Referandum geçti, patronların önünde hiçbir engel kalmadı! Örneğin çalıştığım işyerinde referandumun hemen ertesi gün 70 işçinin çıkarılacağı duyuruldu. Resmi rakamlarla bile işsizlik oranı %13’e yükselmişken, yeni işten atmalarla bu oran artmaya devam edecektir. Fabrikalarda işçi çıkarmalar karşısında vereceğimiz tepkiler, bu tepkileri büyütmek önemlidir. Ancak işçi ve emekçilere dönük topyekûn bir saldırı söz konusudur ve bu saldırılara ancak topyekûn bir mücadele ile karşı koyabiliriz.

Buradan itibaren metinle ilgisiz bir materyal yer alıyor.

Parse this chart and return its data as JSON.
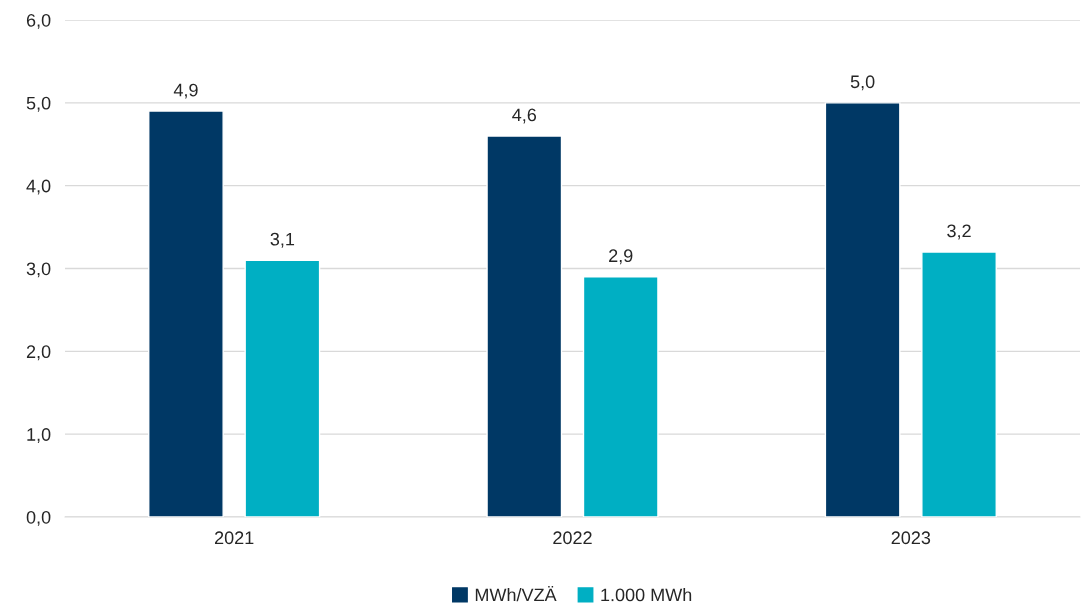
{
  "chart_data": {
    "type": "bar",
    "categories": [
      "2021",
      "2022",
      "2023"
    ],
    "series": [
      {
        "name": "MWh/VZÄ",
        "color": "#003865",
        "values": [
          4.9,
          4.6,
          5.0
        ],
        "value_labels": [
          "4,9",
          "4,6",
          "5,0"
        ]
      },
      {
        "name": "1.000 MWh",
        "color": "#00afc3",
        "values": [
          3.1,
          2.9,
          3.2
        ],
        "value_labels": [
          "3,1",
          "2,9",
          "3,2"
        ]
      }
    ],
    "ylim": [
      0,
      6
    ],
    "yticks": [
      {
        "value": 0,
        "label": "0,0"
      },
      {
        "value": 1,
        "label": "1,0"
      },
      {
        "value": 2,
        "label": "2,0"
      },
      {
        "value": 3,
        "label": "3,0"
      },
      {
        "value": 4,
        "label": "4,0"
      },
      {
        "value": 5,
        "label": "5,0"
      },
      {
        "value": 6,
        "label": "6,0"
      }
    ],
    "grid": "y",
    "legend": "bottom"
  }
}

İşte yaklaşmakta olan 1 Mayıs, işçi sınıfının tüm bu saldırılara karşı tepkisini alanlara çıkarak ortaya koyacağı bir mücadele günüdür. Geçmişten günümüze işçi sınıfı ağır bedeller ödeyerek 1 Mayıs geleneğine sahip çıkmıştır, çıkacaktır. Kapitalist sömürüye, emperyalist savaşlara, faşist tırmanışa, işsizliğe, kıdem tazminatının gaspına, iş cinayetlerine, dur demek ve mücadeleyi büyütmek için 1 Mayıs’a sahip çıkalım.
İşten atmalara HAYIR!
Yaşasın 1 Mayıs! Yaşasın Örgütlü Mücadelemiz!